Uğultular duyuyordum daha sonra "Doktor vey hasta kendine geliyor" diye bir ses duydum gözlerimi açtığımda, bulanık olan görüntü, yavaş yavaş netleşti. Otuzlu yaşlarında bir adam "rüyacığım beni duyabiliyor musun" diye sordu. Neler olup bittiğini anlamaya calisiyorum. Etrafıma baktım, hastanedeydim. Ne zaman hastaneye gelmiştim? En son uyumak üzereydim neler olmuştu ki? "Rüya beni duyabiliyor musun" diye tekrar etti doktor olduğunu tahmin ettiğim adam. Yavaşça başımı aşağı yukarı salladım.

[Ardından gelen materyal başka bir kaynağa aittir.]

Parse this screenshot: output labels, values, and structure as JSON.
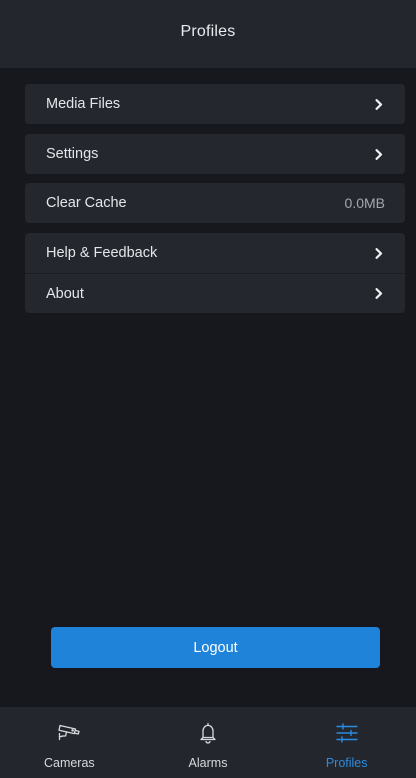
{
  "header": {
    "title": "Profiles"
  },
  "menu": {
    "media_files": {
      "label": "Media Files",
      "icon": "chevron-right-icon"
    },
    "settings": {
      "label": "Settings",
      "icon": "chevron-right-icon"
    },
    "clear_cache": {
      "label": "Clear Cache",
      "value": "0.0MB"
    },
    "help_feedback": {
      "label": "Help & Feedback",
      "icon": "chevron-right-icon"
    },
    "about": {
      "label": "About",
      "icon": "chevron-right-icon"
    }
  },
  "logout": {
    "label": "Logout"
  },
  "tabbar": {
    "tabs": [
      {
        "label": "Cameras",
        "icon": "cctv-camera-icon",
        "active": false
      },
      {
        "label": "Alarms",
        "icon": "bell-icon",
        "active": false
      },
      {
        "label": "Profiles",
        "icon": "sliders-icon",
        "active": true
      }
    ]
  },
  "colors": {
    "background": "#16181d",
    "surface": "#24272e",
    "header": "#23262d",
    "accent": "#1e83d9",
    "active_tab": "#2a8ce0",
    "text": "#e4e6ea",
    "muted_text": "#a3a7ae"
  }
}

"Güzel" dedi uzatarak "nasıl hissediyorsun başında bir ağrı var mı?" Diye sordu "hayır. Ne oldu, ben neden burdayım" diye sordum en son bir şey olmamıştı ki uyuyordum ne zaman hastananeye geleceğim ne olmuş olabilirdi ki? o sırada içeriye "Rüya" diyerek rüzgar girdi. Gözleri dolu dolu sanki ağlayacak gibiydi ama hüzünden değil, mutluluktandı. elini ağzına götürerek "inanamıyorum"dedi yanıma gelip elimi tuttuğunda, yalnız olmadığını arkasından biri daha gelince fark ettim. Bu gri gözlüydü. Ona gri gözlü demek biraz garipti ama gercek adını bilmiyordum. Sahi onun burada ne işi vardı?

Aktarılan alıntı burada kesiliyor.